Offended or Unoffendable? The Freedom of Letting It Fall
- hetti-marie manu
- Mar 9
- 2 min read

I woke up recently with a hard realization: at the heart of almost everything I’d been wrestling with was offence. Not exhaustion. Not stress. Not even leadership pressure.
Offence.
My mother struggled with it for years. She carried hurts like heirlooms, replayed conversations, and wrestled with wounds long after others had moved on. I watched how it weighed her down. But near the end of her life, something shifted. She found a measure of freedom. I’m grateful I was able to help her get there. Those last five years were some of the best we ever had. Funny how someone can pass away and still live on in you.
As I’ve gotten older, I’ve noticed some of her flaws quietly intensifying in me as if she passed on AND passed it on. I became overly sensitive to disrespect. Hyper-aware of tone. Quick to interpret. I was a walking, talking knot of offences, and it was straining the relationships that mattered most. In the last fifteen years, I’ve heard labels like codependency and started exploring ideas around invisible addictions—people-pleasing, control, even love addiction. Books like All the Way to the River by Elizabeth Gilbert stirred something in me. These subtle patterns shape our reactions, our productivity, and our inner peace more than we realize. And leadership only magnifies it.
Leadership is sacrifice. All eyes on you. Less recognition, more responsibility. More commitment, fewer breaks. You start to wonder why anyone signs up for it, right? But most educators don’t enter the field for money or applause (ok, maybe for the pension:) But truly? It’s because someone once made a difference in us. A teacher changed our trajectory, and we want to do the same. I had remarkable teachers who saw my drive and nurtured it. I also had a few who tried to make my path harder, maybe threatened by my drive. But at that time, I didn’t let them stop me. I didn’t let their saltiness offend me. Somehow, I forgot about that unbothered me that let people be people and let me be me.
People will offend you. Some will misunderstand you. Some will be jealous of your growth, your boldness, your calling. Criticism, judgment, and disrespect will come.
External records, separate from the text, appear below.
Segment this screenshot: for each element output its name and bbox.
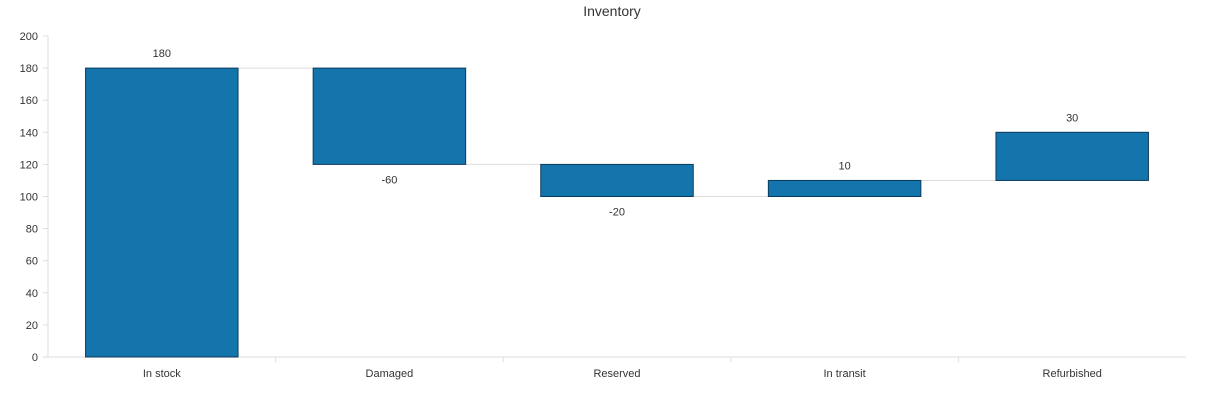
data-label: 30 — [1066, 112, 1078, 124]
y-tick-label: 120 — [20, 159, 38, 171]
y-tick-label: 40 — [26, 288, 38, 300]
y-tick-label: 160 — [20, 95, 38, 107]
waterfall-bar — [767, 179, 922, 197]
y-tick-label: 180 — [20, 63, 38, 75]
y-tick-label: 20 — [26, 320, 38, 332]
data-label: 10 — [838, 160, 850, 172]
waterfall-bar — [540, 163, 694, 197]
x-tick-label: Damaged — [366, 368, 414, 380]
data-label: -20 — [609, 207, 625, 219]
y-tick-label: 100 — [20, 192, 38, 204]
x-tick-label: Reserved — [593, 368, 640, 380]
x-tick-label: In stock — [143, 368, 181, 380]
y-tick-label: 200 — [20, 31, 38, 43]
y-tick-label: 140 — [20, 127, 38, 139]
waterfall-bar — [312, 67, 467, 165]
y-tick-label: 0 — [32, 352, 38, 364]
waterfall-bar — [995, 131, 1149, 181]
x-tick-label: In transit — [824, 368, 866, 380]
data-label: 180 — [153, 48, 171, 60]
waterfall-bar — [85, 67, 239, 358]
x-tick-label: Refurbished — [1043, 368, 1102, 380]
data-label: -60 — [381, 174, 397, 186]
y-tick-label: 60 — [26, 256, 38, 268]
chart-title: Inventory — [583, 3, 641, 19]
y-tick-label: 80 — [26, 224, 38, 236]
But here’s the truth: you don’t have to carry what they throw. Let it fall. Don’t receive it. Don’t rehearse it. Don’t relive it. Let the offence hit the ground and keep walking. Head high, shoulders back, eyes fixed forward. Hands-free living! One day, you’ll look back and realize the greatest growth wasn’t in what you achieved but in how you learned to handle offence without letting it handle you.
Nugget of Truth:
You are going places that require less baggage. The freedom of an unoffended life will take you further than proving a point ever could. Let it fall and keep becoming who you were meant to be.